藤とツバメを描いた携帯用の重箱(左奥)など、皇室ゆかりの品々などを紹介する特別展=京都市南区・東寺宝物館

 京都市南区の東寺(教王護国寺)宝物館で、秋季特別展「東寺御影堂と弘法大師信仰」が開かれている。御影堂の歴史をたどれる棟札、弘法大師千百年遠忌の際に寄進された皇室ゆかりの品々などの寺宝に触れられる。
 真言宗の宗祖空海(弘法大師)をまつる御影堂では戦国時代以降、遠忌法要に合わせた檜皮葺(ひわだぶき)屋根の葺き替えをほぼ50年ごとに行ってきた。

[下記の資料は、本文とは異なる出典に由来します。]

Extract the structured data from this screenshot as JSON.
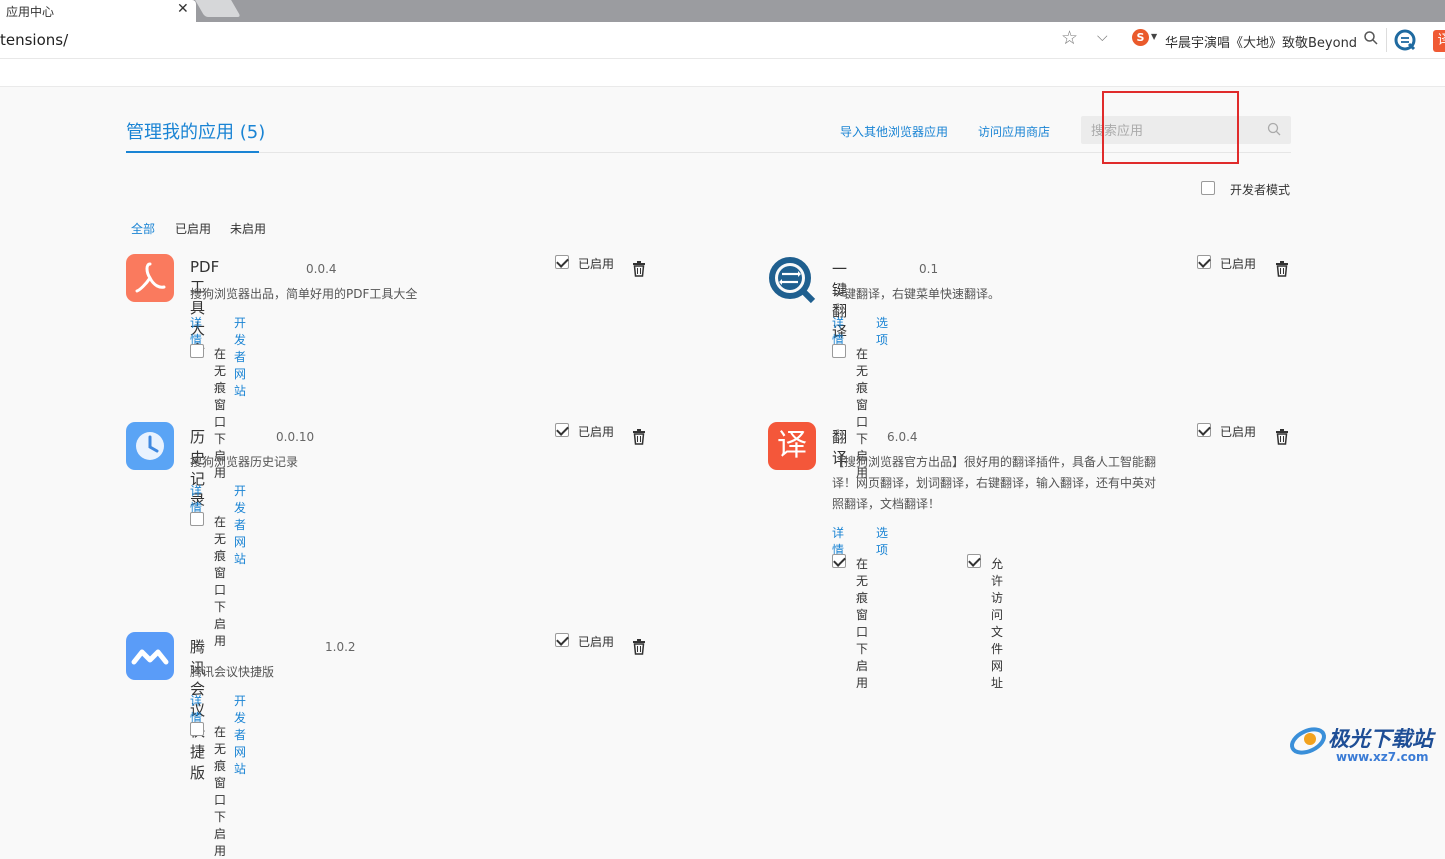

天井裏には過去の工事の際に納められた棟札が残っていて、工事の時期や大工の名前が記されている。
 会場には、1636(寛永13)年や1672(寛文12)年など江戸時代の棟札4点(いずれも国宝)が展示され、節目ごとに寺がどのような修復に取り組んできたかが年代ごとに分かる。
 1934(昭和9)年にあった千百年遠忌の際には旧女官が天皇や皇后の遺品を寄付したといい、会場では煙草(たばこ)盆や花器、小袿(こうちぎ)など寺に伝わる品々も紹介している。身の回りの品も多く、皇族の日常がうかがえる。
 11月25日まで。会期中は無休。午前9時~午後5時(受付は午後4時半)。有料。